Monday 25th – Start of the Christmas markets –
cold crisp weather. Bought some DVDs
from the bargain boxes outside the shop on Schönhauser Allee. Wandered down to the market at the
Kulturbrauerei, & had flammkuchen from the man in the funny hat. So delicious, especially with the
fairy-liquid coloured garlic sauce. Stopped
on the way back for coffee at Atopia.
Think the wintry weather has finally rolled into town.
And this, from July, is no better:
Sunday 6th – Baking hot. We walked down to the Mauerpark, loped around
the flea market then down to La Focacceria for a couple of slices of
pizza. Bought a bottle of water in Gleimstrasse
and poured some over my head just to cool down.
In the evening we had a few beers at Wohnzimmer, sitting outside.
It’s hardly Samuel Pepys.
All that my diary is able to tell really me is that on a particular day
I’d been in a particular bar or café or walked down a particular street, with a
few mentions of the weather thrown in. I
have attempted to address this by writing more fully about my day to day
experiences but I wonder if it’s even possible to produce an accurate account
of something while you are actually immersed in it and whether it might only be
later, when you are able to properly reflect, that you can begin to deal with
it appropriately.
Another reason for my lack of productivity in this could
also be that I’ve been having such a bloody good time.
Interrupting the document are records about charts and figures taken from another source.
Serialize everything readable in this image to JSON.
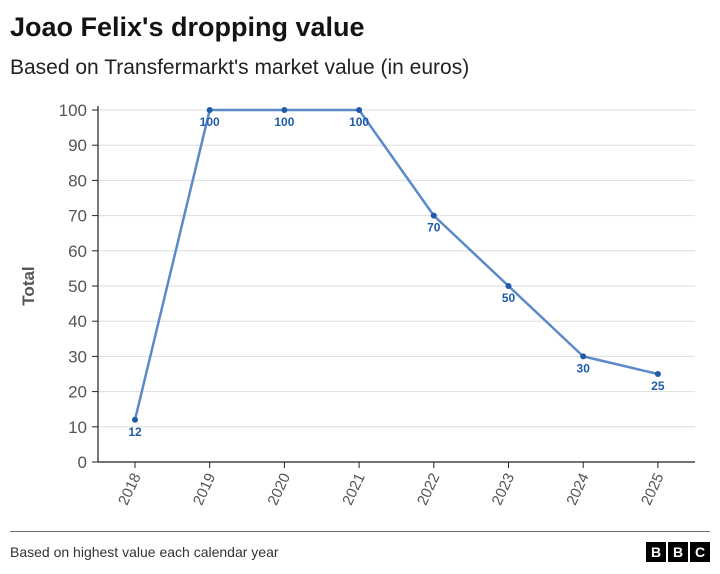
{
  "header": {
    "title": "Joao Felix's dropping value",
    "subtitle": "Based on Transfermarkt's market value (in euros)"
  },
  "footer": {
    "source": "Based on highest value each calendar year",
    "logo": [
      "B",
      "B",
      "C"
    ]
  },
  "chart_data": {
    "type": "line",
    "title": "Joao Felix's dropping value",
    "subtitle": "Based on Transfermarkt's market value (in euros)",
    "xlabel": "",
    "ylabel": "Total",
    "categories": [
      "2018",
      "2019",
      "2020",
      "2021",
      "2022",
      "2023",
      "2024",
      "2025"
    ],
    "series": [
      {
        "values": [
          12,
          100,
          100,
          100,
          70,
          50,
          30,
          25
        ]
      }
    ],
    "data_labels": [
      "12",
      "100",
      "100",
      "100",
      "70",
      "50",
      "30",
      "25"
    ],
    "ylim": [
      0,
      100
    ],
    "yticks": [
      0,
      10,
      20,
      30,
      40,
      50,
      60,
      70,
      80,
      90,
      100
    ],
    "grid": true,
    "legend": "none",
    "colors": {
      "line": "#5b8ac9",
      "marker": "#1f5ba8",
      "label": "#1f5ba8",
      "grid": "#dddddd",
      "axis": "#222222"
    }
  }
}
Philip Larkin once said that happiness ‘writes
white’, that it produces only empty pages.
It’s certainly true that I can always find plenty to say about my more
negative experiences while trying to write interestingly about the brilliant
stuff is often just beyond me.
Part of the problem might also lie with Berlin itself. Back in June, I went to hear Rory MacLean
discuss his book, Berlin: Imagine a City.
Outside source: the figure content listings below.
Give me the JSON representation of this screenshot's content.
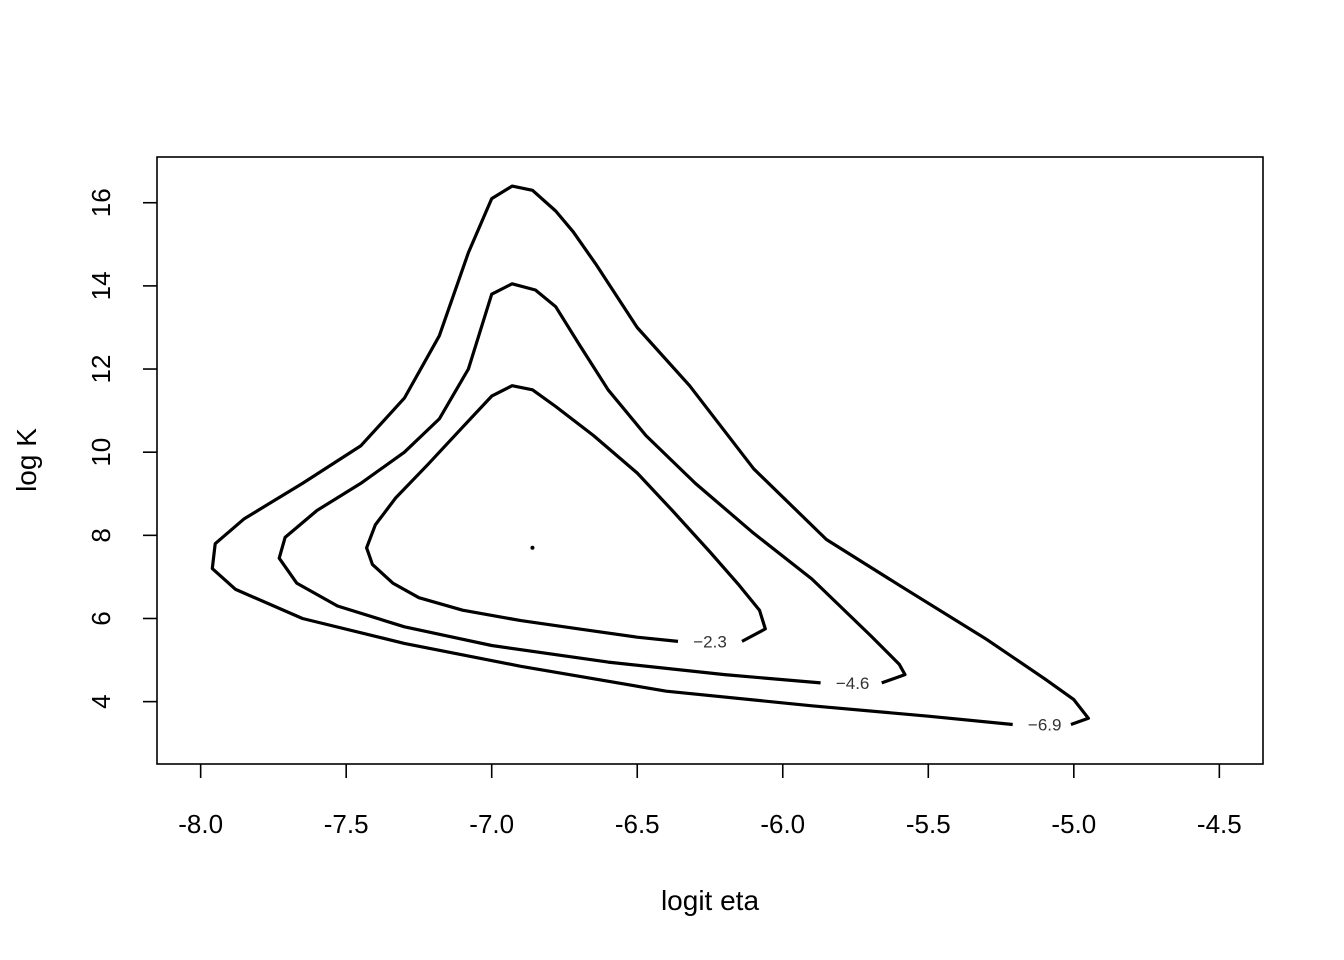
{
  "chart_data": {
    "type": "contour",
    "xlabel": "logit eta",
    "ylabel": "log K",
    "xlim": [
      -8.15,
      -4.35
    ],
    "ylim": [
      2.5,
      17.1
    ],
    "x_ticks": [
      "-8.0",
      "-7.5",
      "-7.0",
      "-6.5",
      "-6.0",
      "-5.5",
      "-5.0",
      "-4.5"
    ],
    "x_tick_values": [
      -8.0,
      -7.5,
      -7.0,
      -6.5,
      -6.0,
      -5.5,
      -5.0,
      -4.5
    ],
    "y_ticks": [
      "4",
      "6",
      "8",
      "10",
      "12",
      "14",
      "16"
    ],
    "y_tick_values": [
      4,
      6,
      8,
      10,
      12,
      14,
      16
    ],
    "maximum_point": {
      "x": -6.86,
      "y": 7.7
    },
    "contours": [
      {
        "level": "−2.3",
        "label_at": {
          "x": -6.25,
          "y": 5.45
        },
        "points": [
          [
            -6.36,
            5.45
          ],
          [
            -6.5,
            5.55
          ],
          [
            -6.7,
            5.75
          ],
          [
            -6.9,
            5.95
          ],
          [
            -7.1,
            6.2
          ],
          [
            -7.25,
            6.5
          ],
          [
            -7.34,
            6.85
          ],
          [
            -7.41,
            7.3
          ],
          [
            -7.43,
            7.7
          ],
          [
            -7.4,
            8.25
          ],
          [
            -7.33,
            8.9
          ],
          [
            -7.22,
            9.7
          ],
          [
            -7.1,
            10.6
          ],
          [
            -7.0,
            11.35
          ],
          [
            -6.93,
            11.6
          ],
          [
            -6.86,
            11.5
          ],
          [
            -6.78,
            11.1
          ],
          [
            -6.65,
            10.4
          ],
          [
            -6.5,
            9.5
          ],
          [
            -6.38,
            8.6
          ],
          [
            -6.25,
            7.6
          ],
          [
            -6.15,
            6.8
          ],
          [
            -6.08,
            6.2
          ],
          [
            -6.06,
            5.75
          ],
          [
            -6.14,
            5.45
          ]
        ]
      },
      {
        "level": "−4.6",
        "label_at": {
          "x": -5.76,
          "y": 4.45
        },
        "points": [
          [
            -5.87,
            4.45
          ],
          [
            -6.2,
            4.65
          ],
          [
            -6.6,
            4.95
          ],
          [
            -7.0,
            5.35
          ],
          [
            -7.3,
            5.8
          ],
          [
            -7.53,
            6.3
          ],
          [
            -7.67,
            6.85
          ],
          [
            -7.73,
            7.45
          ],
          [
            -7.71,
            7.95
          ],
          [
            -7.6,
            8.6
          ],
          [
            -7.45,
            9.25
          ],
          [
            -7.3,
            10.0
          ],
          [
            -7.18,
            10.8
          ],
          [
            -7.08,
            12.0
          ],
          [
            -7.0,
            13.8
          ],
          [
            -6.93,
            14.05
          ],
          [
            -6.85,
            13.9
          ],
          [
            -6.78,
            13.5
          ],
          [
            -6.7,
            12.6
          ],
          [
            -6.6,
            11.5
          ],
          [
            -6.47,
            10.4
          ],
          [
            -6.3,
            9.25
          ],
          [
            -6.1,
            8.05
          ],
          [
            -5.9,
            6.95
          ],
          [
            -5.7,
            5.6
          ],
          [
            -5.6,
            4.9
          ],
          [
            -5.58,
            4.65
          ],
          [
            -5.66,
            4.45
          ]
        ]
      },
      {
        "level": "−6.9",
        "label_at": {
          "x": -5.1,
          "y": 3.45
        },
        "points": [
          [
            -5.21,
            3.45
          ],
          [
            -5.5,
            3.65
          ],
          [
            -5.9,
            3.9
          ],
          [
            -6.4,
            4.25
          ],
          [
            -6.9,
            4.85
          ],
          [
            -7.3,
            5.4
          ],
          [
            -7.65,
            6.0
          ],
          [
            -7.88,
            6.7
          ],
          [
            -7.96,
            7.2
          ],
          [
            -7.95,
            7.8
          ],
          [
            -7.85,
            8.4
          ],
          [
            -7.65,
            9.25
          ],
          [
            -7.45,
            10.15
          ],
          [
            -7.3,
            11.3
          ],
          [
            -7.18,
            12.8
          ],
          [
            -7.08,
            14.8
          ],
          [
            -7.0,
            16.1
          ],
          [
            -6.93,
            16.4
          ],
          [
            -6.86,
            16.3
          ],
          [
            -6.78,
            15.8
          ],
          [
            -6.72,
            15.3
          ],
          [
            -6.64,
            14.5
          ],
          [
            -6.5,
            13.0
          ],
          [
            -6.32,
            11.6
          ],
          [
            -6.1,
            9.6
          ],
          [
            -5.85,
            7.9
          ],
          [
            -5.6,
            6.8
          ],
          [
            -5.3,
            5.5
          ],
          [
            -5.1,
            4.55
          ],
          [
            -5.0,
            4.05
          ],
          [
            -4.95,
            3.6
          ],
          [
            -5.01,
            3.45
          ]
        ]
      }
    ]
  }
}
One of the points that came up in the discussion was the difficulty of
writing about the city, as though it were somehow evading attempts to commit it
to paper.
But whilst my ability to write about my life in Berlin has
been somewhat inhibited at times, my creative imagination has flourished. Besides focusing, often manically, on the
various fictional pieces that I’ve been working on for years, I have found
myself writing down some of my experiences as though they too were events in a
fictional narrative. Approaching it this
way, treating myself as a character in my own ‘story’ and creating fictional
counterparts for the people I’ve come to know, has seemed a much easier
undertaking. I’ve tended mainly to do this when I’ve had my
more unusual or disorientating experiences so these accounts often have a
darkly comical feel. They also amount to
a sizeable narrative that bears only a passing resemblance to the characters or
events that inspired it. It’s very unreliable as a memoir but maybe in producing it I’ve inadvertently dug the foundations for my epic Berlin novel?